I am using ManualResetEventSlim to have signaling mechanism in my application and It works great if requests/sec are 100. As I increase request/sec, it gets worse.
Example:
100 Requests/sec -> 90% transaction done in 250 ms and Throughput (Success request/sec) is 134.
150 Requests/sec -> 90% transaction done in 34067 ms and Throughput (Success request/sec) is 2.2.
I use ConcurrentDictionary as give below:
// <key, (responseString,ManualResetEventSlim) >
private static ConcurrentDictionary<string, (string, ManualResetEventSlim)> EventsDict = new ConcurrentDictionary<string, (string, ManualResetEventSlim)>();
Below given process describes need for ManualResetEventSlim (Api Solution 1 and Api Solution 2 are completely :
Api Solution 1 (REST Api) received a request, it added an element (null, ManualResetEventSlim) in ConcurrentDictionary against a key and called thirdparty service (SOAP) using async/await. Thirdparty soap api returned acknowledgement response but actual response is pending. After getting acknowledgement response, it goes to ManualResetEventSlim.wait
Once thirdparty processed the request, it calls Api Solution 2 (SOAP) using exposed method and sends actual response. Api solution 2 sends response to Api Solution 1 (REST Api) by making http request and then inserts data to database for auditlog.
Api Solution 1 will get key from response string and update response string in ConcurrentDictionary and set signal.
Api Solution 1 disposes ManualResetEventSlim object before returning response to client.

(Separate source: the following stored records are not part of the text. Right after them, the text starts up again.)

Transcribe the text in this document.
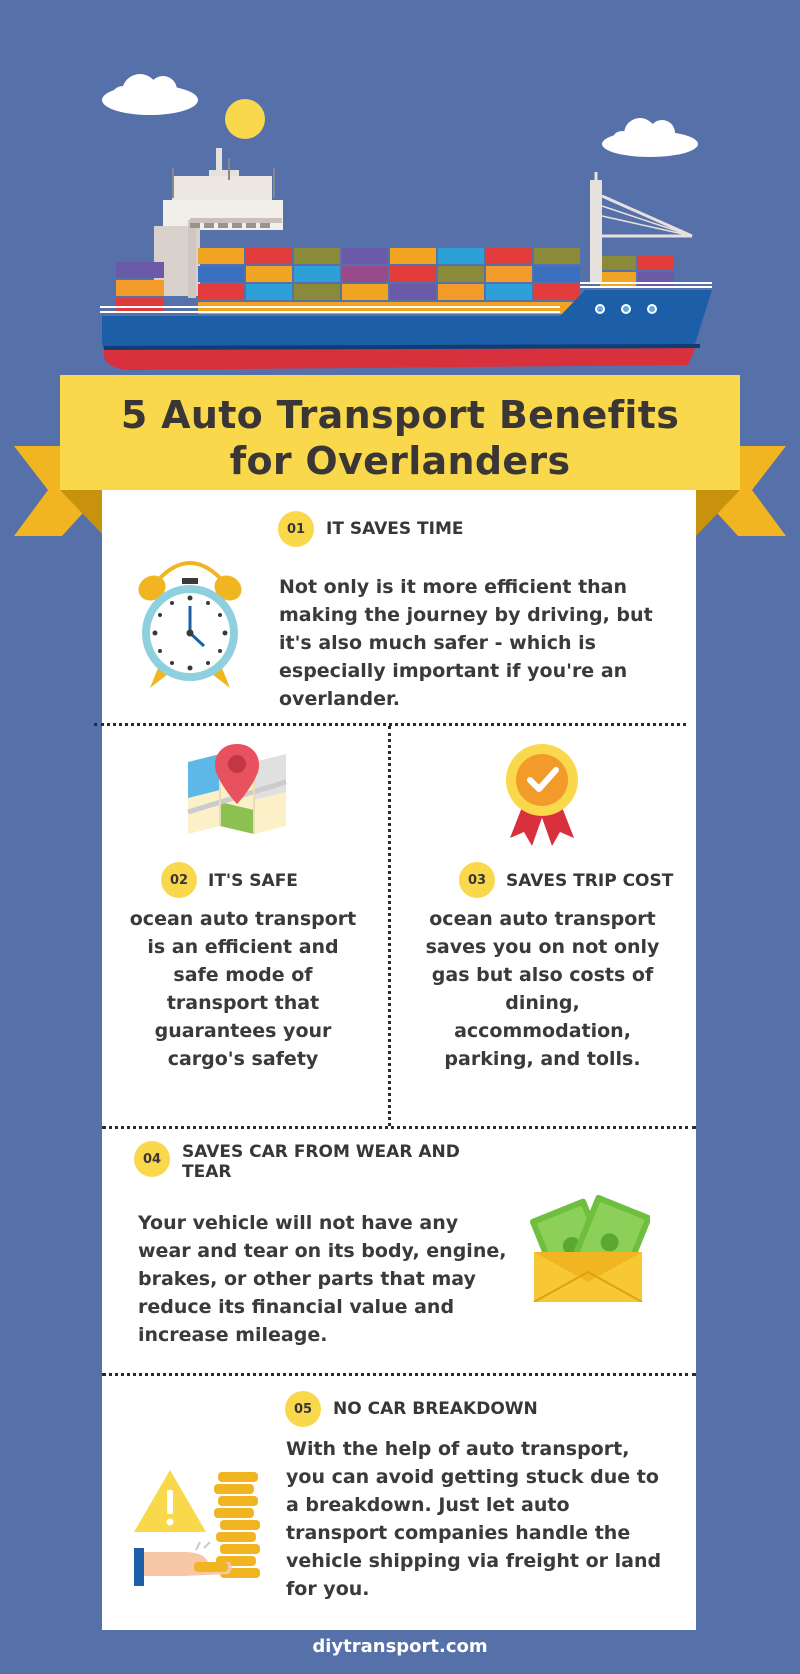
5 Auto Transport Benefits
for Overlanders
01	IT SAVES TIME
Not only is it more efficient than making the journey by driving, but it's also much safer - which is especially important if you're an overlander.
02	IT'S SAFE
ocean auto transport is an efficient and safe mode of transport that guarantees your cargo's safety
03	SAVES TRIP COST
ocean auto transport saves you on not only gas but also costs of dining, accommodation, parking, and tolls.
04	SAVES CAR FROM WEAR AND TEAR
Your vehicle will not have any wear and tear on its body, engine, brakes, or other parts that may reduce its financial value and increase mileage.
05	NO CAR BREAKDOWN
With the help of auto transport, you can avoid getting stuck due to a breakdown. Just let auto transport companies handle the vehicle shipping via freight or land for you.
diytransport.com
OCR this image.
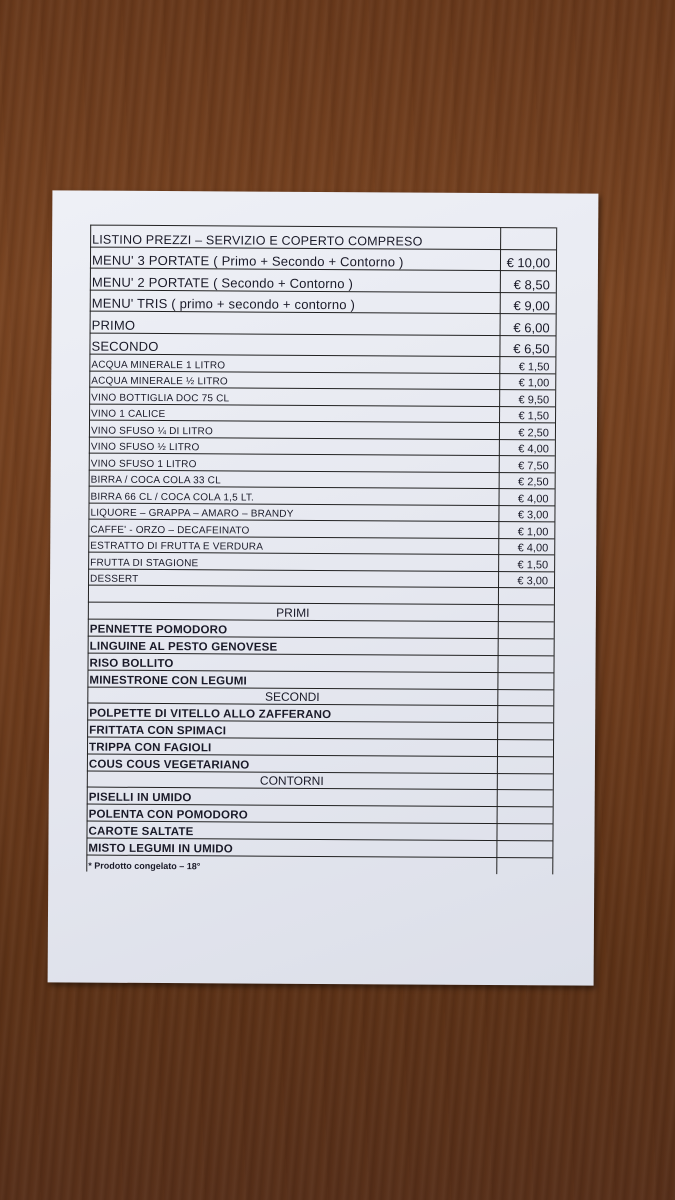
LISTINO PREZZI – SERVIZIO E COPERTO COMPRESO
MENU' 3 PORTATE ( Primo + Secondo + Contorno )	€ 10,00
MENU' 2 PORTATE ( Secondo + Contorno )	€ 8,50
MENU' TRIS ( primo + secondo + contorno )	€ 9,00
PRIMO	€ 6,00
SECONDO	€ 6,50
ACQUA MINERALE 1 LITRO	€ 1,50
ACQUA MINERALE ½ LITRO	€ 1,00
VINO BOTTIGLIA DOC 75 CL	€ 9,50
VINO 1 CALICE	€ 1,50
VINO SFUSO ¼ DI LITRO	€ 2,50
VINO SFUSO ½ LITRO	€ 4,00
VINO SFUSO 1 LITRO	€ 7,50
BIRRA / COCA COLA 33 CL	€ 2,50
BIRRA 66 CL / COCA COLA 1,5 LT.	€ 4,00
LIQUORE – GRAPPA – AMARO – BRANDY	€ 3,00
CAFFE' - ORZO – DECAFEINATO	€ 1,00
ESTRATTO DI FRUTTA E VERDURA	€ 4,00
FRUTTA DI STAGIONE	€ 1,50
DESSERT	€ 3,00
PRIMI
PENNETTE POMODORO
LINGUINE AL PESTO GENOVESE
RISO BOLLITO
MINESTRONE CON LEGUMI
SECONDI
POLPETTE DI VITELLO ALLO ZAFFERANO
FRITTATA CON SPIMACI
TRIPPA CON FAGIOLI
COUS COUS VEGETARIANO
CONTORNI
PISELLI IN UMIDO
POLENTA CON POMODORO
CAROTE SALTATE
MISTO LEGUMI IN UMIDO
* Prodotto congelato – 18°
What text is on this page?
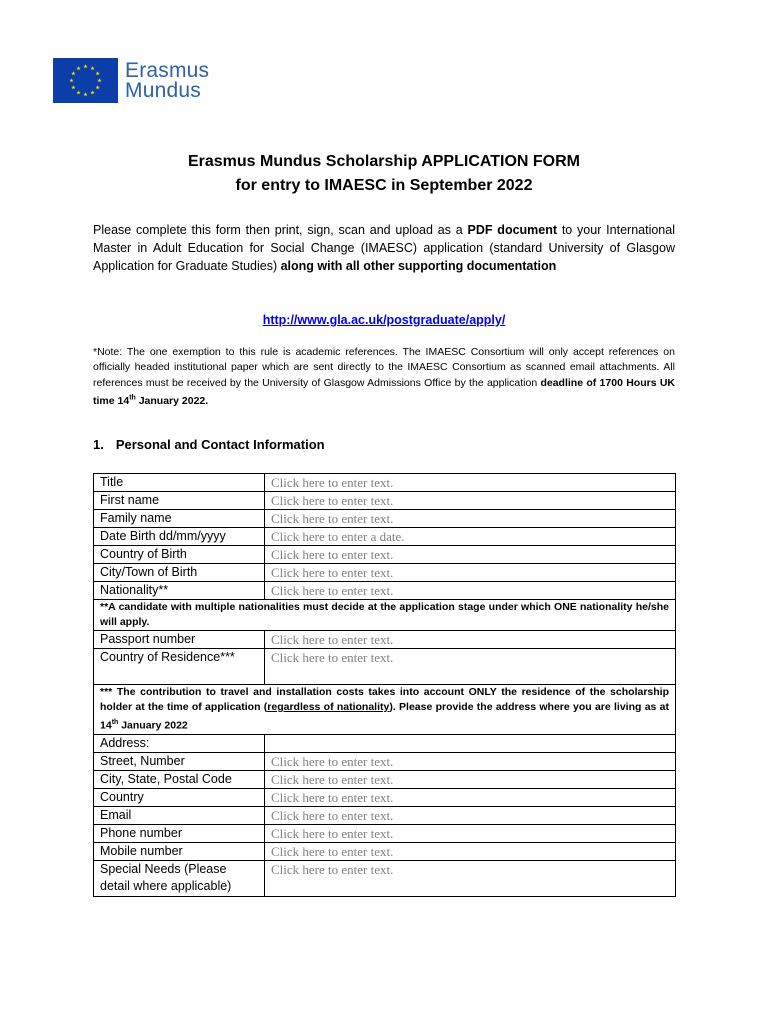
Erasmus
Mundus
Erasmus Mundus Scholarship APPLICATION FORM
for entry to IMAESC in September 2022
Please complete this form then print, sign, scan and upload as a PDF document to your International Master in Adult Education for Social Change (IMAESC) application (standard University of Glasgow Application for Graduate Studies) along with all other supporting documentation
http://www.gla.ac.uk/postgraduate/apply/
*Note: The one exemption to this rule is academic references. The IMAESC Consortium will only accept references on officially headed institutional paper which are sent directly to the IMAESC Consortium as scanned email attachments. All references must be received by the University of Glasgow Admissions Office by the application deadline of 1700 Hours UK time 14th January 2022.
1. Personal and Contact Information
Title	Click here to enter text.
First name	Click here to enter text.
Family name	Click here to enter text.
Date Birth dd/mm/yyyy	Click here to enter a date.
Country of Birth	Click here to enter text.
City/Town of Birth	Click here to enter text.
Nationality**	Click here to enter text.
**A candidate with multiple nationalities must decide at the application stage under which ONE nationality he/she will apply.	
Passport number	Click here to enter text.
Country of Residence***	Click here to enter text.
*** The contribution to travel and installation costs takes into account ONLY the residence of the scholarship holder at the time of application (regardless of nationality). Please provide the address where you are living as at 14th January 2022	
Address:	
Street, Number	Click here to enter text.
City, State, Postal Code	Click here to enter text.
Country	Click here to enter text.
Email	Click here to enter text.
Phone number	Click here to enter text.
Mobile number	Click here to enter text.
Special Needs (Please detail where applicable)	Click here to enter text.
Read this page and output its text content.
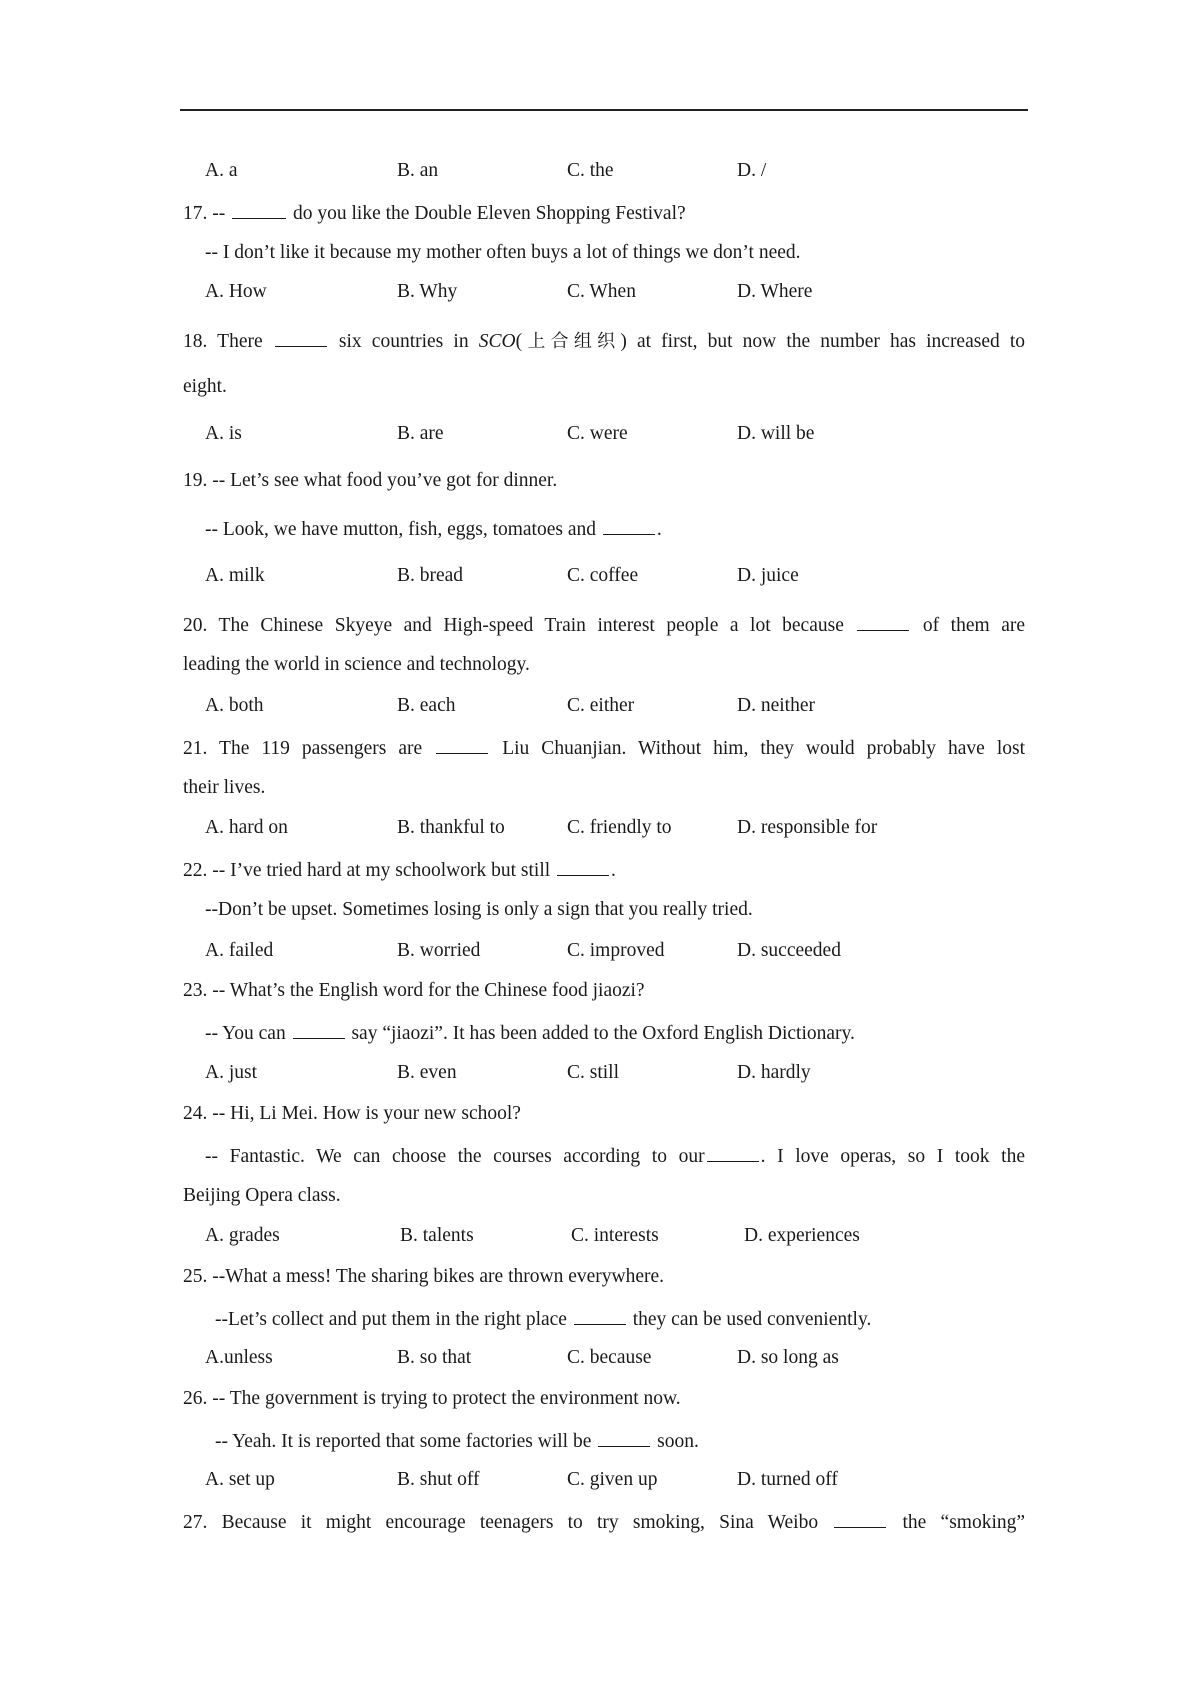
A. a	B. an	C. the	D. /
17. --	do you like the Double Eleven Shopping Festival?
-- I don’t like it because my mother often buys a lot of things we don’t need.
A. How	B. Why	C. When	D. Where
18. There	six countries in SCO(上合组织) at first, but now the number has increased to
eight.
A. is	B. are	C. were	D. will be
19. -- Let’s see what food you’ve got for dinner.
-- Look, we have mutton, fish, eggs, tomatoes and	.
A. milk	B. bread	C. coffee	D. juice
20. The Chinese Skyeye and High-speed Train interest people a lot because	of them are
leading the world in science and technology.
A. both	B. each	C. either	D. neither
21. The 119 passengers are	Liu Chuanjian. Without him, they would probably have lost
their lives.
A. hard on	B. thankful to	C. friendly to	D. responsible for
22. -- I’ve tried hard at my schoolwork but still	.
--Don’t be upset. Sometimes losing is only a sign that you really tried.
A. failed	B. worried	C. improved	D. succeeded
23. -- What’s the English word for the Chinese food jiaozi?
-- You can	say “jiaozi”. It has been added to the Oxford English Dictionary.
A. just	B. even	C. still	D. hardly
24. -- Hi, Li Mei. How is your new school?
-- Fantastic. We can choose the courses according to our	. I love operas, so I took the
Beijing Opera class.
A. grades	B. talents	C. interests	D. experiences
25. --What a mess! The sharing bikes are thrown everywhere.
--Let’s collect and put them in the right place	they can be used conveniently.
A.unless	B. so that	C. because	D. so long as
26. -- The government is trying to protect the environment now.
-- Yeah. It is reported that some factories will be	soon.
A. set up	B. shut off	C. given up	D. turned off
27. Because it might encourage teenagers to try smoking, Sina Weibo	the “smoking”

I think, you should be able to get rid of the blocking code by replacing (string, ManualResetEventSlim)
with TaskCompletionSource<string>
:
In Solution 1, you would do something along this:
TaskCompletionSource<string> tcs = new TaskCompletionSource<string>()
EventsDict.AddOrUpdate( key, tcs );
await KickOffSolution2ThirdParty( /*...*/ );
string result = await tcs.Task; // <-- now not blocking any thread anymore
And the counterpart:
void CallbackFromSolution2( string key, string result )
{
if( EventsDict.TryRemove(key, out TaskCompletionSource<string> tcs )
{
tcs.SetResult(result);
}
}
This is of course only a coarse outline of the idea. But hopefully enough to make my line of thought understandable. I cannot test this right now, so any improvements/corrections welcome.